Masa kedua : Pada masa Umawiyah dan berakhir pada
permulaan abad ke-2 Hijriyah.[21]
v Masa Khulafa’ Ar-Rasyidin
Setelah Nabi Muhammad wafat, telah terpilih
Abu Bakar sebagai pengganti Nabi Muhammad memimpin umat Islam. Ia kemudian
digantikan Umar bin Khattab, lalu diganti oleh Usman bin Affan, dan pengganti
selanjutnya adalah Ali bin Abi Thalib. Keempatnya dikenal dengan nama Khulafaur
Rasyidin. Periode ini adalah
periode penafsiran undang-undang dan terbukanya pintu ijtihad terhadap
kejadian-kejadian yang belum ada dasar hukumnya.[22]
Munculnya perkara-perkara baru pada masa Khulafa’
Ar-Rasyidin merupakan pengaruh dari adanya banyak penaklukan dan bercampurnya
orang-orang arab dalam bermuamalah dengan para penduduk Negara yang telah di
taklukkan. Dengan sebab-sebab tersebut muncullah tuntutan bagi para sahabat
untuk berijtihad seperti ijtihadnya Rasulullah dan sebelumnya Rasulullah telah
memberikan izin kepada para sahabat untuk berijtihad di masa beliau Shalallahu
‘Alaihi Wasallam .[23]
Dalam menghadapi masalah baru yang muncul pada
masa ini, para sahabat Rasulullah menyandarkan ijtihad mereka kepada empat
sumber hukum, yaitu al-Qur’an, As-Sunnah, qiyas dan ijma’. Pada periode
sahabat, khususnya saat pemerintahan Abu Bakar, Al Quran mulai dibukukan. Hal
ini dikarenakan banyak sahabat penghafal Al Quran gugur dalam peperangan. Pada periode
ini As Sunnah belum dibukukan, karena dikhawatirkan akan bercampur dengan Al
Quran.
Dalam menghadapi perkembangan kehidupan,
dengan berbagai persoalan yang memerlukan penetapan hukum, namun tidak terdapat
dalam Al Quran dan Sunnah, para sahabat melakukan ijtihad. Ada beberapa sahabat
yang menentukan langkah-langkah dalam berijtihad (Abu Bakar dan Umar). Pada
periode ini ijtihad sahabat belum dibukukan.[24]

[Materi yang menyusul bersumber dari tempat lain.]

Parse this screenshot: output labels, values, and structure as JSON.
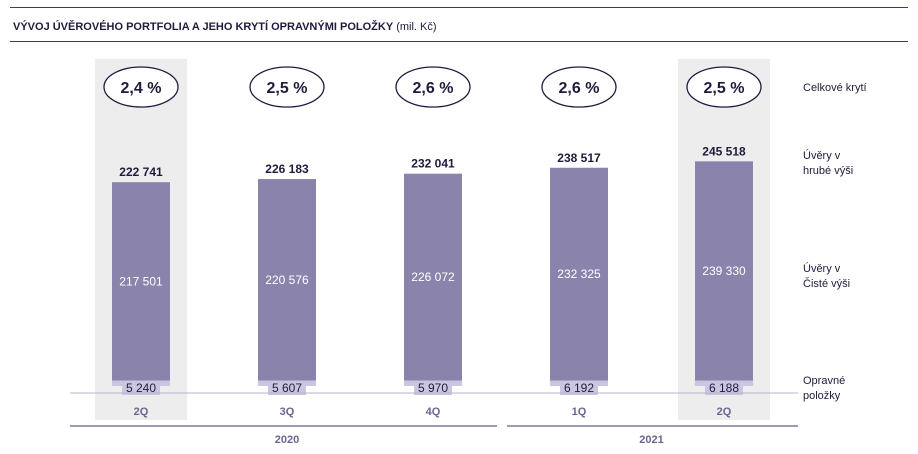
{
  "title": {
    "main": "VÝVOJ ÚVĚROVÉHO PORTFOLIA A JEHO KRYTÍ OPRAVNÝMI POLOŽKY",
    "unit": "(mil. Kč)"
  },
  "legend": {
    "coverage": "Celkové krytí",
    "gross_line1": "Úvěry v",
    "gross_line2": "hrubé výši",
    "net_line1": "Úvěry v",
    "net_line2": "Čisté výši",
    "prov_line1": "Opravné",
    "prov_line2": "položky"
  },
  "colors": {
    "net_bar": "#8a84ad",
    "provision_bar": "#cbc6e0",
    "highlight": "#ededed",
    "text_dark": "#1f1b3d",
    "axis_text": "#6b6591",
    "rule": "#3c3763"
  },
  "chart_data": {
    "type": "bar",
    "stacked": true,
    "categories": [
      "2Q",
      "3Q",
      "4Q",
      "1Q",
      "2Q"
    ],
    "years": [
      {
        "label": "2020",
        "categories": [
          0,
          1,
          2
        ]
      },
      {
        "label": "2021",
        "categories": [
          3,
          4
        ]
      }
    ],
    "highlighted": [
      0,
      4
    ],
    "series": [
      {
        "name": "Opravné položky",
        "values": [
          5240,
          5607,
          5970,
          6192,
          6188
        ],
        "value_labels": [
          "5 240",
          "5 607",
          "5 970",
          "6 192",
          "6 188"
        ]
      },
      {
        "name": "Úvěry v Čisté výši",
        "values": [
          217501,
          220576,
          226072,
          232325,
          239330
        ],
        "value_labels": [
          "217 501",
          "220 576",
          "226 072",
          "232 325",
          "239 330"
        ]
      }
    ],
    "totals": {
      "name": "Úvěry v hrubé výši",
      "values": [
        222741,
        226183,
        232041,
        238517,
        245518
      ],
      "value_labels": [
        "222 741",
        "226 183",
        "232 041",
        "238 517",
        "245 518"
      ]
    },
    "coverage": {
      "name": "Celkové krytí",
      "values": [
        2.4,
        2.5,
        2.6,
        2.6,
        2.5
      ],
      "labels": [
        "2,4 %",
        "2,5 %",
        "2,6 %",
        "2,6 %",
        "2,5 %"
      ]
    }
  }
}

Sebab-sebab Perbedaan Pendapat di Kalangan Sahabat
Pada masa pemerintahan Abu Bakar dan Umar,
dapat terjadi ijma’, artinya tidak terjadi perbedaan pendapat di kalangan para
sahabat karena mereka bersama-sama memutuskan hukum suatu peristiwa hukum yang
belum diatur dalam Al Quran dan Sunnah.
Setelah Islam tersebar ke Mesir, Kufah, Basrah
dan banyak negara lain, maka para sahabat banyak yang keluar Madinah, tinggal
di kota-kota tersebut, dan mulailah terjadi perbedaan pendapat di kalangan para
sahabat, disebabkan :
1.
Setelah Nabi
wafat, timbul 2 pandangan yang berbeda tentang otoritas kepemimpinan umat Islam
yang berhubungan dengan otoritas penetapan hukum.
Kelompok pertama memandang, otoritas untuk
menetapkan hukum-hukum Tuhan dan menjelaskan makna Al Quran setelah Nabi wafat
adalah Ahlul Bait. Kelompok ini dikenal sebagai kelompok Syiah.

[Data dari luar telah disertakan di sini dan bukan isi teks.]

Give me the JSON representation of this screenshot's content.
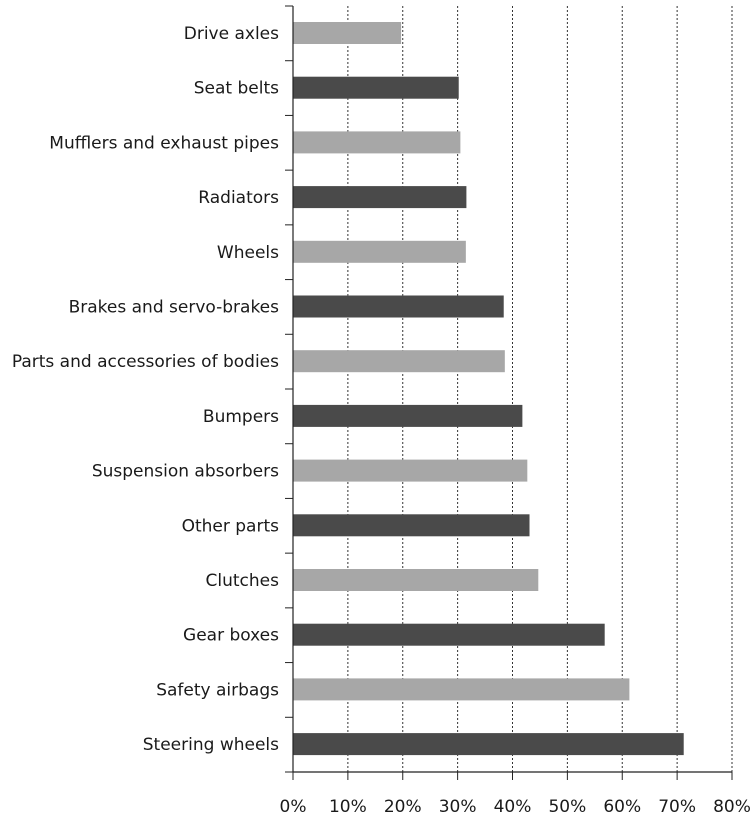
{
  "chart_data": {
    "type": "bar",
    "orientation": "horizontal",
    "categories": [
      "Drive axles",
      "Seat belts",
      "Mufflers and exhaust pipes",
      "Radiators",
      "Wheels",
      "Brakes and servo-brakes",
      "Parts and accessories of bodies",
      "Bumpers",
      "Suspension absorbers",
      "Other parts",
      "Clutches",
      "Gear boxes",
      "Safety airbags",
      "Steering wheels"
    ],
    "values": [
      19.7,
      30.2,
      30.5,
      31.6,
      31.5,
      38.4,
      38.6,
      41.8,
      42.7,
      43.1,
      44.7,
      56.8,
      61.3,
      71.2
    ],
    "value_unit": "%",
    "xlim": [
      0,
      80
    ],
    "xticks": [
      0,
      10,
      20,
      30,
      40,
      50,
      60,
      70,
      80
    ],
    "xtick_labels": [
      "0%",
      "10%",
      "20%",
      "30%",
      "40%",
      "50%",
      "60%",
      "70%",
      "80%"
    ],
    "grid": "vertical dashed",
    "bar_colors": [
      "#a7a7a7",
      "#4a4a4a"
    ],
    "title": "",
    "xlabel": "",
    "ylabel": ""
  }
}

Kelompok kedua berpendapat bahwa Nabi tidak
menentukan dan tidak menunjuk penggantinya yang dapat menafsirkan dan
menetapkan perintah Allah. Al Quran dan Sunnah adalah sumber hukum untuk
menarik hukum-hukum berkenaan dengan masalah yang timbul. Mereka dikenal
sebagai kelompok Ahlussunnah atau Sunni.
2.
Perbedaan
pendapat yang disebabkan oleh sifat Al Quran
3.
Perbedaan
pendapat yang disebabkan oleh sifat Sunnah
4.
Perbedaan
pendapat dalam penggunaan Ra’yu[25]
v Masa Umawiyah
Setelah masa khalifah yang keempat berakhir
fase selanjutnya adalah zaman tabi’in yang pemerintahannya dipimpin Bani
Umayyah.
Fitnah besar yang dihadapi umat islam pada
akhir pemerintahan khalifah Ali adalah Tahkim yaitu perdamaian antara Ali
sebagai khalifah dan Mu’awiyah bin abi sufyan sebagai gubernur Damaskus.

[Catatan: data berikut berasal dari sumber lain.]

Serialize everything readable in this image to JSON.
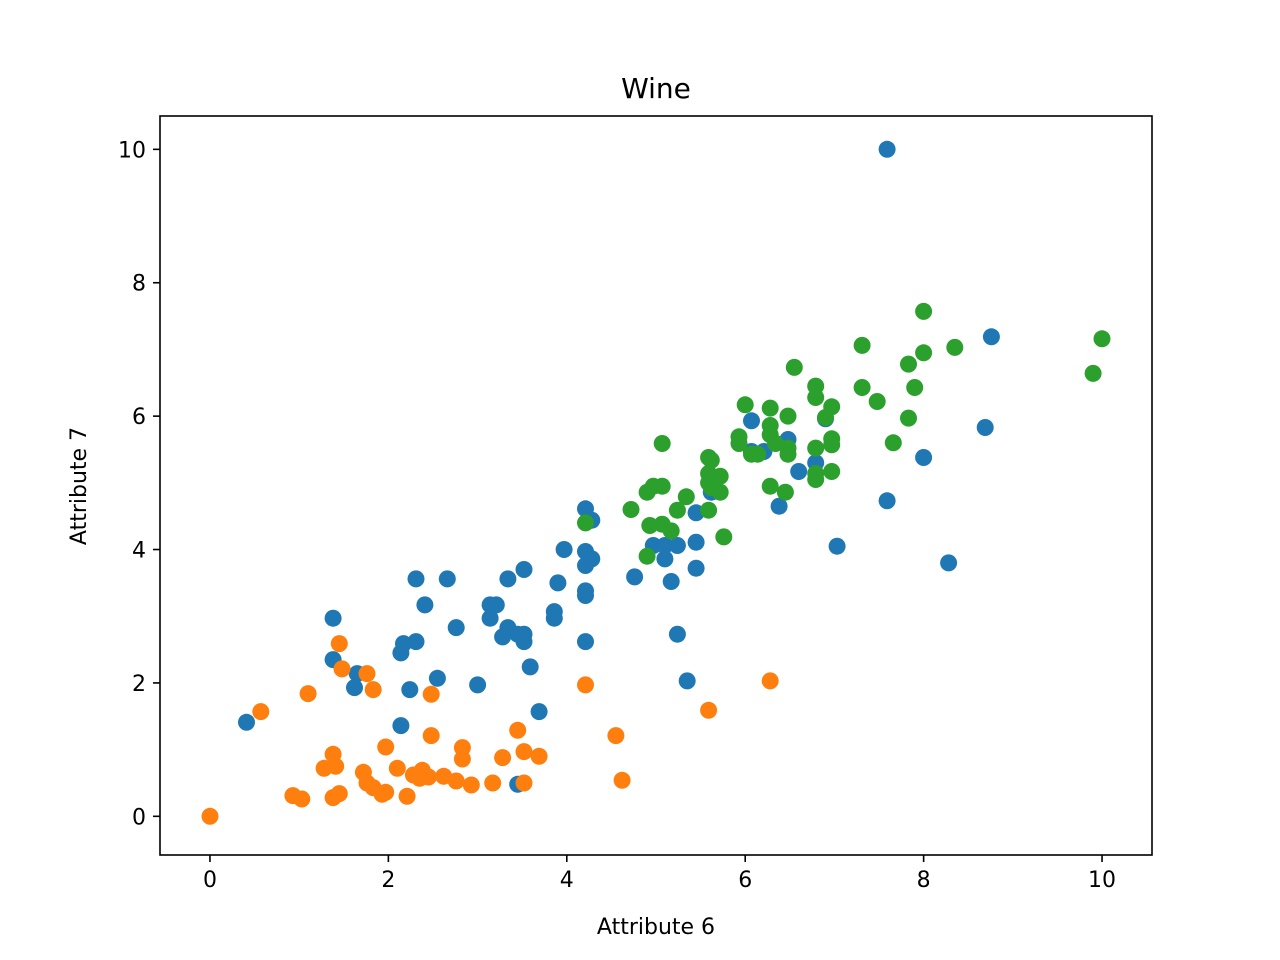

Pendukung Ali yang tidak menyetujuai tahkim
membelot dan tidak lagi mendukung Ali, selanjutnya mereka disebut kelompok
khawarij. kelompok ini disebut-sebut yang merencanakan pembunuhan terhadap Ali
dan Mu’awiyah, namun hanya Ali yang berhasil dibunuh.
Mu’awiyah mengambil alih kepemimpinan umat
Islam. ketika itu umat Islam terpecah menjadi tiga kelompok yaitu penentang Ali
dan Mu’awiyah (khawarij), pengikut setia Ali (syiah) dan jumhur ulama.[26]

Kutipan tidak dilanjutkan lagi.